İsrail ordusu, Hamas'ın geçen ayın sonunda ABD’nin Ortadoğu Özel Temsilcisi Steve Witkoff'un ateşkes önerisine verdiği -ilkeleri kabul ettiği ancak bazı şartlar sunduğu- yanıtı fırsat bilerek geniş çaplı bir saldırı başlattı. İsrail ordusu, hava ve topçu bombardımanını iki katına çıkararak, vatandaşları kuzeyden güneye ve güneyden orta kesimlere sürerek tam ölçekli bir tırmanışa geçti.
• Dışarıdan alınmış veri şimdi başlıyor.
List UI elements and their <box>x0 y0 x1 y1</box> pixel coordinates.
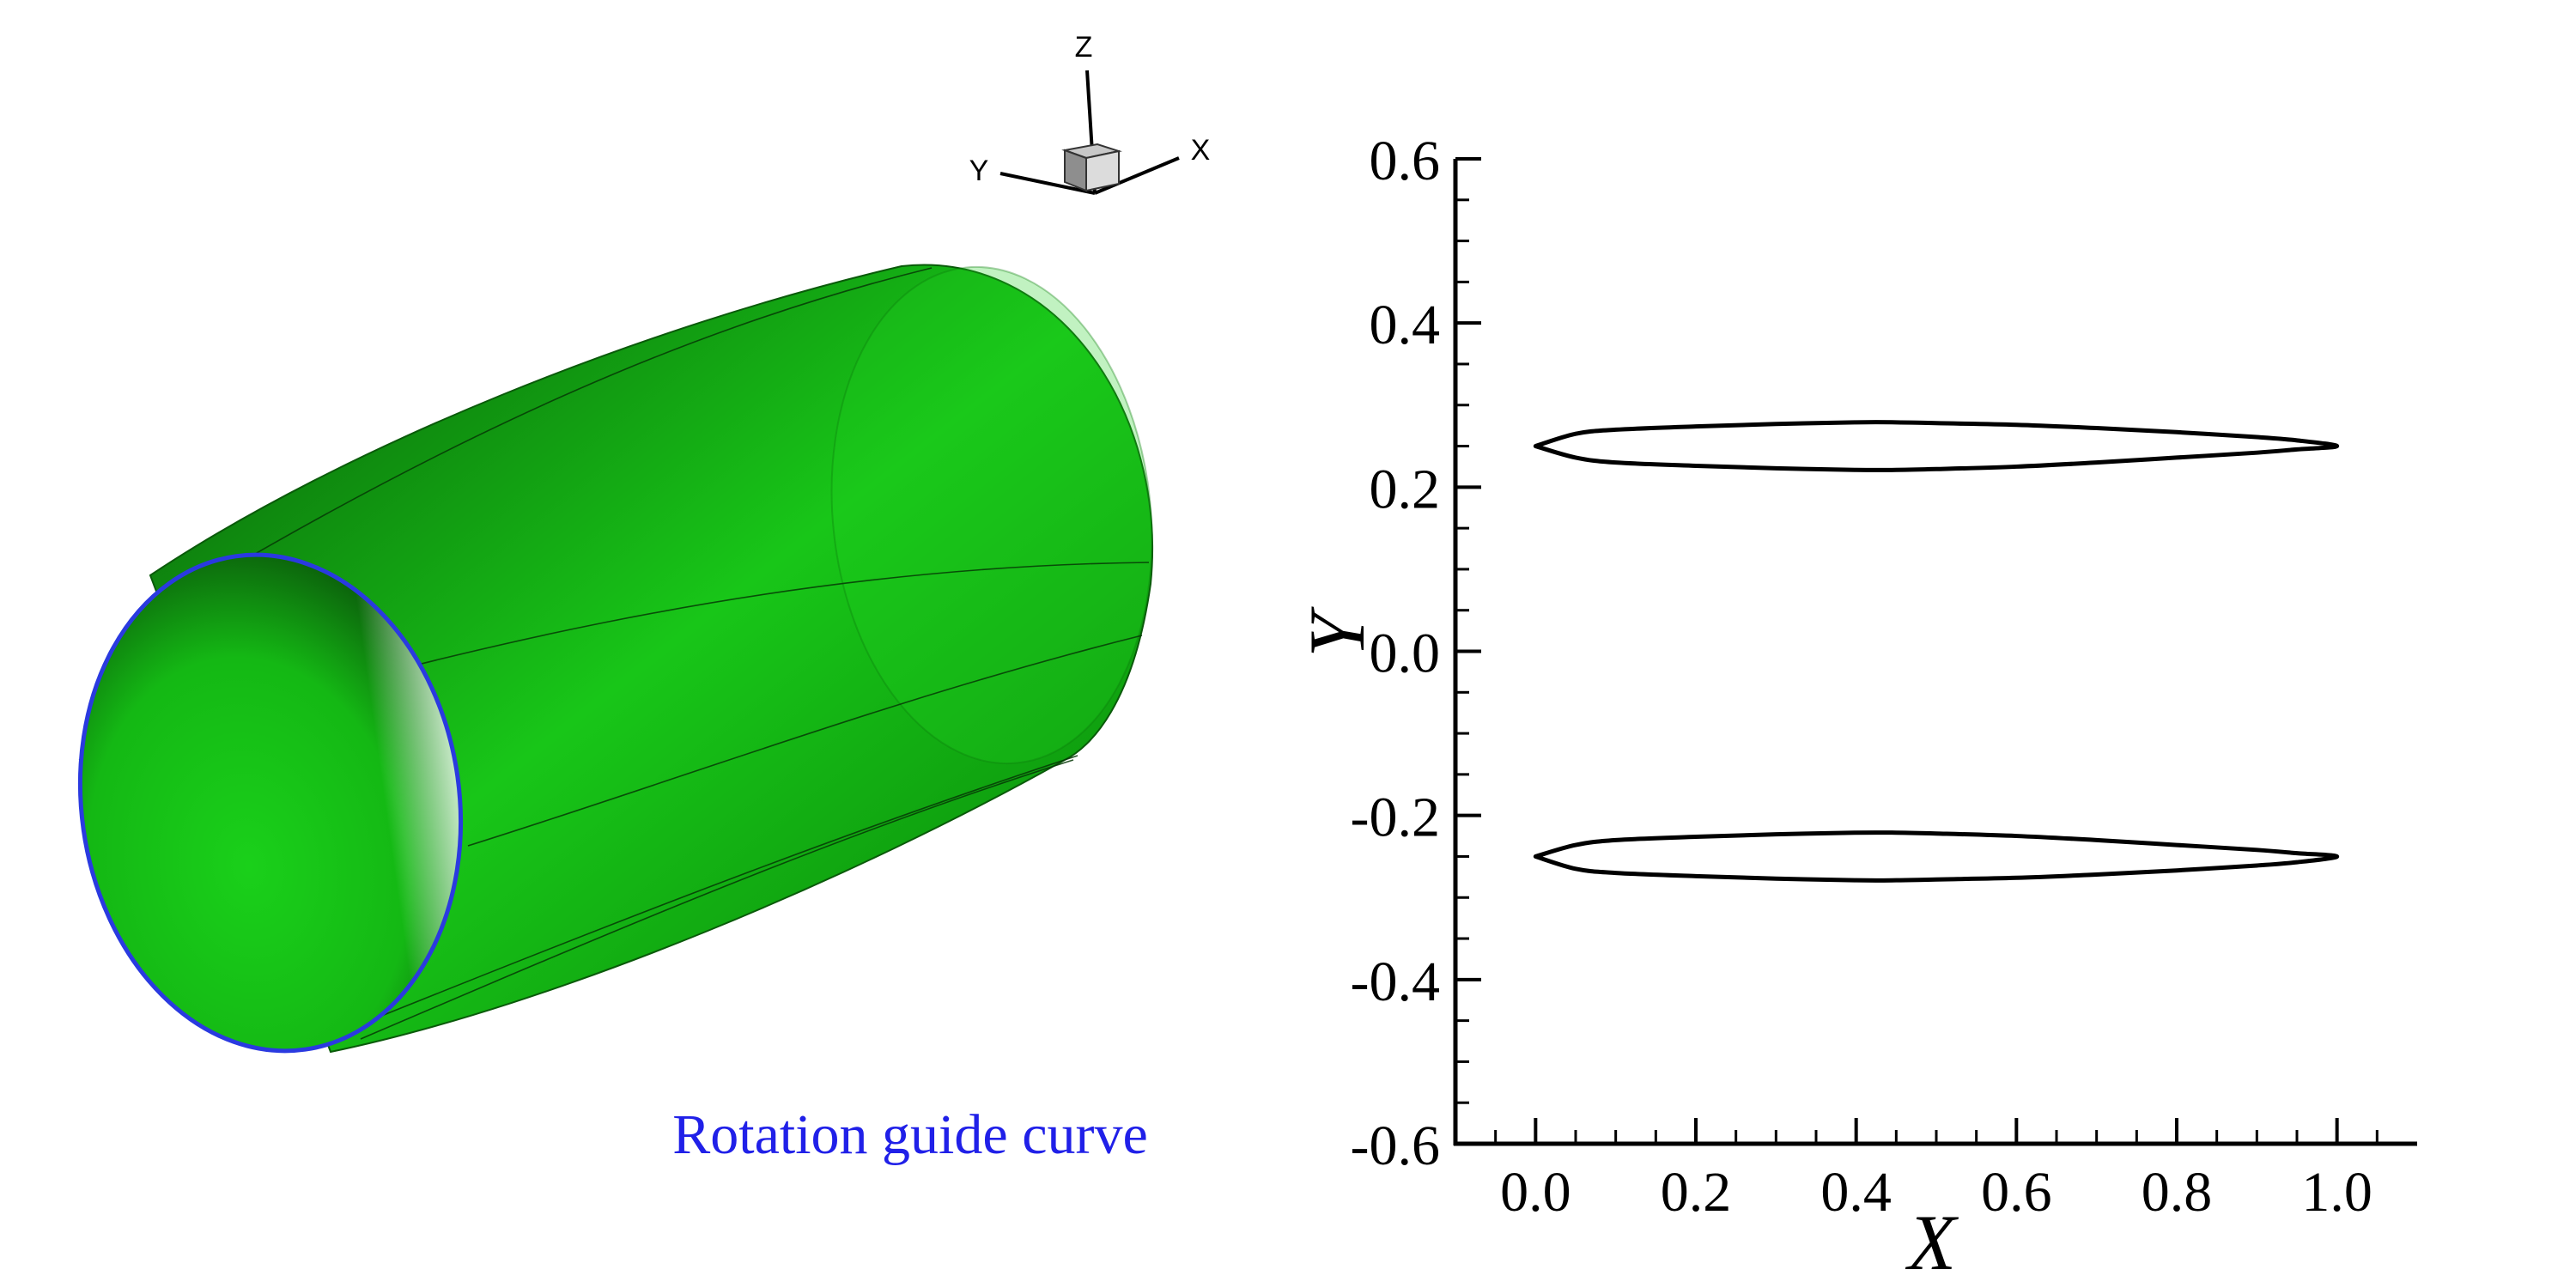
profile-curves <box>1533 420 2340 883</box>
x-tick-label: 0.6 <box>1981 1161 2052 1224</box>
rotation-guide-curve <box>77 552 464 1054</box>
y-tick-label: -0.2 <box>1351 787 1440 849</box>
inner-rim-highlight <box>80 555 461 1051</box>
profile-curve-1 <box>1533 420 2340 472</box>
y-tick-label: 0.4 <box>1370 294 1441 356</box>
y-axis-title: Y <box>1293 606 1381 658</box>
axis-triad: Z Y X <box>969 31 1211 195</box>
guide-curve-annotation: Rotation guide curve <box>672 1103 1148 1166</box>
y-tick-label: 0.0 <box>1370 623 1441 685</box>
profile-curve-2 <box>1533 830 2340 883</box>
x-axis-ticks: 0.0 0.2 0.4 0.6 0.8 1.0 <box>1494 1118 2379 1224</box>
triad-z-label: Z <box>1075 31 1093 64</box>
y-axis-ticks: 0.6 0.4 0.2 0.0 -0.2 -0.4 -0.6 <box>1351 130 1481 1177</box>
triad-x-label: X <box>1191 134 1211 167</box>
x-tick-label: 0.8 <box>2142 1161 2213 1224</box>
triad-cube <box>1061 143 1122 192</box>
triad-x-axis <box>1094 156 1180 195</box>
x-tick-label: 0.2 <box>1661 1161 1732 1224</box>
xy-plot: 0.6 0.4 0.2 0.0 -0.2 -0.4 -0.6 0.0 0.2 0.4 0.6 0.8… <box>1293 130 2417 1286</box>
y-tick-label: -0.6 <box>1351 1115 1440 1177</box>
triad-y-axis <box>999 172 1096 195</box>
x-tick-label: 0.0 <box>1500 1161 1571 1224</box>
y-tick-label: 0.2 <box>1370 458 1441 520</box>
x-tick-label: 1.0 <box>2301 1161 2372 1224</box>
x-tick-label: 0.4 <box>1820 1161 1892 1224</box>
triad-y-label: Y <box>969 155 989 187</box>
aft-end-shading <box>830 265 1153 765</box>
x-axis-title: X <box>1905 1199 1959 1286</box>
rendered-nacelle <box>77 264 1153 1054</box>
y-tick-label: -0.4 <box>1351 951 1440 1013</box>
y-tick-label: 0.6 <box>1370 130 1441 192</box>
Mısırlı resmi kaynak şunları söyledi: “Söz konusu tırmanışın bir sonucu olarak durum çok zor ve şu ana kadar durumun çözümüne dair yeni bir şey yok. Müzakereler durmuş durumda ama birkaç gün içinde yeniden başlaması için çaba sarf ediliyor. Çünkü özellikle Kahire izlediği bilgiler ışığında herkesin pozisyonunu gözden geçiriyor.”

Mısır, Katar ve ABD, Gazze Şeridi'nde ateşkes sağlanması için müzakereler yürütüyor. Kaynağa göre Mısır'ın pozisyon okuması şöyle: “İsrail savaşı mümkün olduğunca uzun süre devam ettirmeye çalışıyor. Zira ABD ile İran arasındaki müzakerelerin başarısız olmasını ve İran'a askeri bir darbe vurulmasını istiyor ki Hamas yalnız kaldığını hissetsin ve Gazze Şeridi'ni terk etmek istesin.”
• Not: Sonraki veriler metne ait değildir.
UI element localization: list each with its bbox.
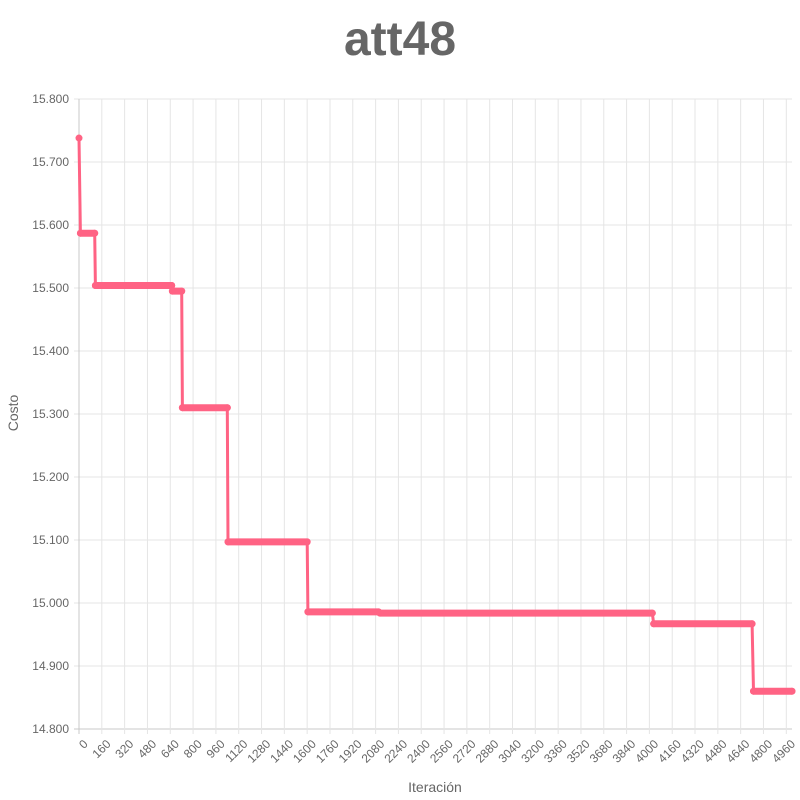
x-tick-label: 320 bbox=[112, 737, 136, 761]
x-tick-label: 3360 bbox=[541, 737, 570, 766]
x-tick-label: 2080 bbox=[359, 737, 388, 766]
data-point bbox=[168, 281, 176, 289]
y-tick-label: 15.800 bbox=[32, 92, 69, 106]
y-tick-label: 15.200 bbox=[32, 470, 69, 484]
y-axis-label: Costo bbox=[5, 395, 21, 432]
x-tick-label: 3520 bbox=[564, 737, 593, 766]
x-tick-label: 2240 bbox=[381, 737, 410, 766]
x-tick-label: 3040 bbox=[496, 737, 525, 766]
x-tick-label: 800 bbox=[181, 737, 205, 761]
y-tick-label: 15.600 bbox=[32, 218, 69, 232]
x-tick-label: 0 bbox=[76, 737, 91, 752]
x-tick-label: 1280 bbox=[245, 737, 274, 766]
x-tick-label: 4320 bbox=[678, 737, 707, 766]
data-point bbox=[224, 538, 232, 546]
x-tick-label: 1920 bbox=[336, 737, 365, 766]
x-tick-label: 4960 bbox=[769, 737, 798, 766]
y-tick-label: 15.400 bbox=[32, 344, 69, 358]
data-point bbox=[178, 404, 186, 412]
series-layer bbox=[75, 134, 796, 695]
y-tick-label: 15.300 bbox=[32, 407, 69, 421]
x-tick-label: 3840 bbox=[610, 737, 639, 766]
data-point bbox=[748, 620, 756, 628]
x-tick-label: 1120 bbox=[222, 737, 250, 765]
y-tick-label: 15.000 bbox=[32, 596, 69, 610]
x-tick-label: 2880 bbox=[473, 737, 502, 766]
x-tick-label: 4160 bbox=[655, 737, 684, 766]
chart-title: att48 bbox=[343, 13, 457, 66]
grid-layer bbox=[74, 98, 792, 734]
data-point bbox=[75, 134, 83, 142]
data-point bbox=[303, 538, 311, 546]
y-tick-label: 15.500 bbox=[32, 281, 69, 295]
y-tick-label: 14.900 bbox=[32, 659, 69, 673]
x-tick-label: 2400 bbox=[404, 737, 433, 766]
data-point bbox=[648, 609, 656, 617]
x-tick-label: 4480 bbox=[701, 737, 730, 766]
x-tick-label: 1760 bbox=[313, 737, 342, 766]
x-tick-label: 4000 bbox=[632, 737, 661, 766]
x-tick-label: 1600 bbox=[290, 737, 319, 766]
x-tick-label: 3200 bbox=[518, 737, 547, 766]
x-tick-label: 4640 bbox=[724, 737, 753, 766]
y-tick-label: 14.800 bbox=[32, 722, 69, 736]
data-point bbox=[788, 687, 796, 695]
x-tick-label: 1440 bbox=[267, 737, 296, 766]
data-point bbox=[178, 287, 186, 295]
y-tick-label: 15.100 bbox=[32, 533, 69, 547]
data-point bbox=[650, 620, 658, 628]
x-tick-label: 640 bbox=[158, 737, 182, 761]
x-tick-label: 3680 bbox=[587, 737, 616, 766]
data-point bbox=[91, 281, 99, 289]
x-tick-label: 4800 bbox=[746, 737, 775, 766]
data-point bbox=[91, 229, 99, 237]
data-point bbox=[376, 609, 384, 617]
y-tick-label: 15.700 bbox=[32, 155, 69, 169]
x-tick-label: 2720 bbox=[450, 737, 479, 766]
x-tick-label: 160 bbox=[90, 737, 114, 761]
data-point bbox=[304, 608, 312, 616]
data-point bbox=[223, 404, 231, 412]
data-point bbox=[76, 229, 84, 237]
x-tick-label: 480 bbox=[135, 737, 159, 761]
data-point bbox=[168, 287, 176, 295]
x-axis-label: Iteración bbox=[408, 779, 462, 795]
series-line bbox=[77, 138, 792, 693]
data-point bbox=[749, 687, 757, 695]
x-tick-label: 2560 bbox=[427, 737, 456, 766]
Kaynak sözlerini şöyle sürdürdü: “İsrail, Hamas'ın Gazze Şeridi'nin yönetimini devretmesi konusuna hiç ikna olmuş değil. Çünkü İsrail’e göre Hamas esirleri elinde tuttuğu ve Gazze Şeridi'nin geleceğine ilişkin müzakereleri yürüttüğü sürece Gazze Şeridi'ndeki askeri varlığını güçlendirecek şeyleri kabul edecek. Tel Aviv'in istemediği de bu. Hamas ise esirleri teslim etmesi halinde İsrail'in herhangi bir anlaşmaya uyacağına artık güvenmiyor ve özellikle de ABD vatandaşı İsrailli asker Edan Alexander'ı bir iyi niyet jesti olarak teslim etmesine rağmen Washington'un bunu takdir etmemesi ve Witkoff'un önerisinin gelmesinin ardından artık ABD'ye güvenmiyor.”

ıo90
Refah'ta Gazze İnsani Yardım Vakfı tarafından sağlanan gıda yardımını taşıyan Filistinliler (AP)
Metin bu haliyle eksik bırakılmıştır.